Baths and washhouses were erected in 1853. This was followed in 1855 by an eleven-acre cemetery off the Wellington Road.
Bilston Town Hall was built in 1872 with a Free Library added to the building a year later.
In 1890 a new Post Office was built in Hall Street and within a few years, in 1891, a new Market Hall had been built along with a rebuilt Swimming Baths, a Technical/Art Schools on Mount Pleasant and the Bilston Waterworks at the Bratch, Wombourne. In 1908 a deep sewage scheme was completed with its main works in a corner of the Lunt by the Bilston Brook.
The Commissioners were replaced in 1888 by the Bilston Urban District Council of which Mr S.B.Cole was the inaugural chairman.
After being controlled by the U.D.C. for 39 years Bilston was granted a Charter of Incorporation in 1933. This important change of status meant that the new Bilston Borough Council was empowered with a much wider range of responsibilities and amongst other things was able to install its own mayor. The first person to hold the position, as Charter Mayor was Herbert Beach J.P., formerly the Chairman of the previous UDC.
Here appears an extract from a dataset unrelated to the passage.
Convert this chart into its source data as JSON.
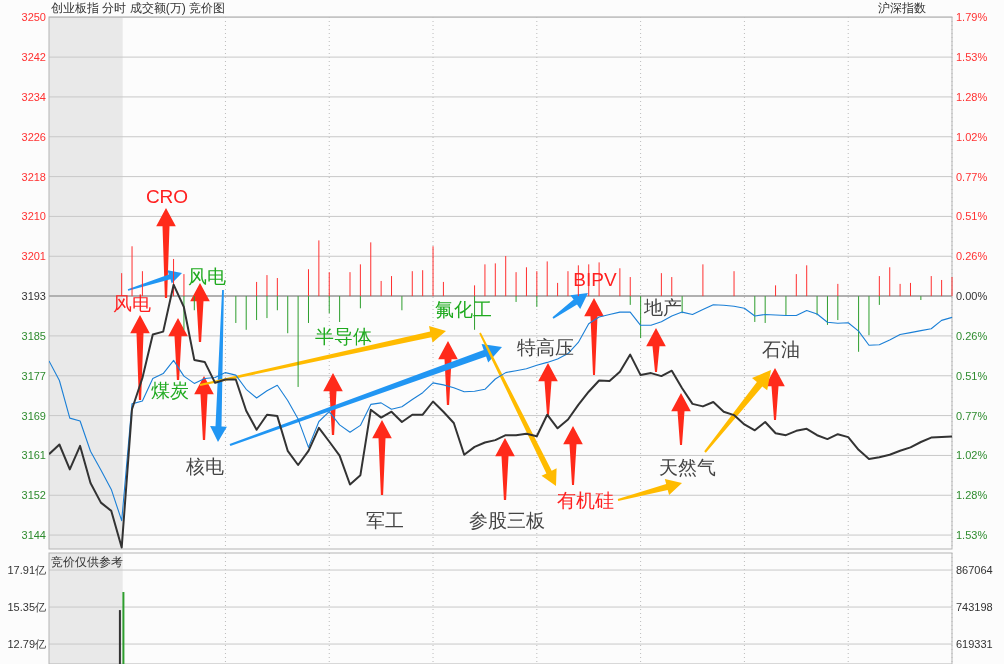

The official handing over of the Charter was performed by the Earl of Harrowby, Lord Lieutenant of Staffordshire, at a special ceremony in the town’s Hickman Park on 28th September 1933. It was attended by council officials, townspeople, schoolchildren, 6th South Staffs Territorials, Scouts, Guides and both Boys & Girls Brigades.
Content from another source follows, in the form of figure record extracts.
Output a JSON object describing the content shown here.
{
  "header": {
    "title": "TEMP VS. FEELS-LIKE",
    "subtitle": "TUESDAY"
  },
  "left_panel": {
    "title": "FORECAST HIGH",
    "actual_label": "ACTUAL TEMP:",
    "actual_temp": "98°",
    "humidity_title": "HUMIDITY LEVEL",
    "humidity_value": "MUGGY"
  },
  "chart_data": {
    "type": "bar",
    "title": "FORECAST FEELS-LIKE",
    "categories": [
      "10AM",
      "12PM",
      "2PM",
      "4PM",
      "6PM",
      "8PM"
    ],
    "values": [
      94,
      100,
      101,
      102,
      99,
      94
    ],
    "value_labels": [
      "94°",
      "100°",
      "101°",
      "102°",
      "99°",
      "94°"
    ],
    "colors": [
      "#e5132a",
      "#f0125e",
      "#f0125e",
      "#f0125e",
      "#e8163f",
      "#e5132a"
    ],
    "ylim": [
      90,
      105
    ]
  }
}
The first council included several prominent businessmen and traders including coal merchant J.Toole, butcher J.E.Downs, Ettingshall fried fish dealer John Roberts, Oxford Street painter J.T.Baker, local film and cinema entrepeneur T.R.Wood and Bradley furniture dealer, Walter M. Hughes.
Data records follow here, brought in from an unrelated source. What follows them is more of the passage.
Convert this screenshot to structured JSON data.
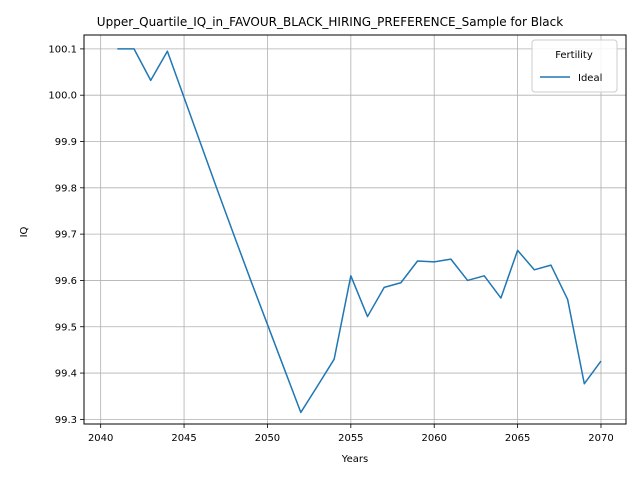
{
  "chart_data": {
    "type": "line",
    "title": "Upper_Quartile_IQ_in_FAVOUR_BLACK_HIRING_PREFERENCE_Sample for Black",
    "xlabel": "Years",
    "ylabel": "IQ",
    "xlim": [
      2039,
      2071.5
    ],
    "ylim": [
      99.29,
      100.13
    ],
    "xticks": [
      2040,
      2045,
      2050,
      2055,
      2060,
      2065,
      2070
    ],
    "yticks": [
      99.3,
      99.4,
      99.5,
      99.6,
      99.7,
      99.8,
      99.9,
      100.0,
      100.1
    ],
    "ytick_labels": [
      "99.3",
      "99.4",
      "99.5",
      "99.6",
      "99.7",
      "99.8",
      "99.9",
      "100.0",
      "100.1"
    ],
    "grid": true,
    "legend": {
      "title": "Fertility",
      "placement": "upper right"
    },
    "series": [
      {
        "name": "Ideal",
        "color": "#1f77b4",
        "x": [
          2041,
          2042,
          2043,
          2044,
          2045,
          2046,
          2047,
          2048,
          2049,
          2050,
          2051,
          2052,
          2053,
          2054,
          2055,
          2056,
          2057,
          2058,
          2059,
          2060,
          2061,
          2062,
          2063,
          2064,
          2065,
          2066,
          2067,
          2068,
          2069,
          2070
        ],
        "y": [
          100.1,
          100.1,
          100.032,
          100.095,
          99.995,
          99.895,
          99.795,
          99.697,
          99.6,
          99.505,
          99.41,
          99.315,
          99.372,
          99.43,
          99.61,
          99.522,
          99.585,
          99.595,
          99.642,
          99.64,
          99.646,
          99.6,
          99.61,
          99.562,
          99.665,
          99.623,
          99.633,
          99.559,
          99.377,
          99.426
        ]
      }
    ]
  }
}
Over the years Bilston’s councillors took pride in the good and well being of the townspeople and its first considerations were housing and provision of amenities for residents. The council began the building of the new swimming baths in Prouds Lane on 22nd October 1962 opposite the Health Clinic on the corner of Wellington Road and Prouds Lane, that had been completed some years earlier. The council completed its 6,000th council house in February 1964
On 1st April 1966 the new County Borough of Wolverhampton came into existence. The new extended borough consisted of the original County Borough along with the Borough of Bilston, the urban districts of Tettenhall and Wednesfield, parts of the urban districts of Coseley, Sedgley, Darlaston and Willenhall and parts of the parishes of Lower Penn, Wombourne, Wrottesley, Brewood and Essington.
Bilston was at that time a borough in its own right and feelings ran high against the proposal with the belief that the town would lose its civic pride and identity. A campaign was launched under the slogan ‘Bilston for the Bilstonians’ which fought the amalgamation with great vigour. There was even a High Court action over the matter. And a local chippie wrapped its fish and chips in paper bearing the slogan: "If Bilston joins Wolverhampton, we've had out chips". But the West Midlands Order 1965 was approved by Parliament on 16th December 1965 to come into effect on 1st April 1966. The Bilston Borough Council held its last meeting in March 1966 and there was a farewell dinner in the Town Hall. The "streets of evil intent" had swallowed up the old town.
Rumblings of discontent persisted for several years and even today many people can be found who still regret, even resent, what they see as a takeover – a takeover which they see as resulting in Bilston being largely ignored by a distant town council.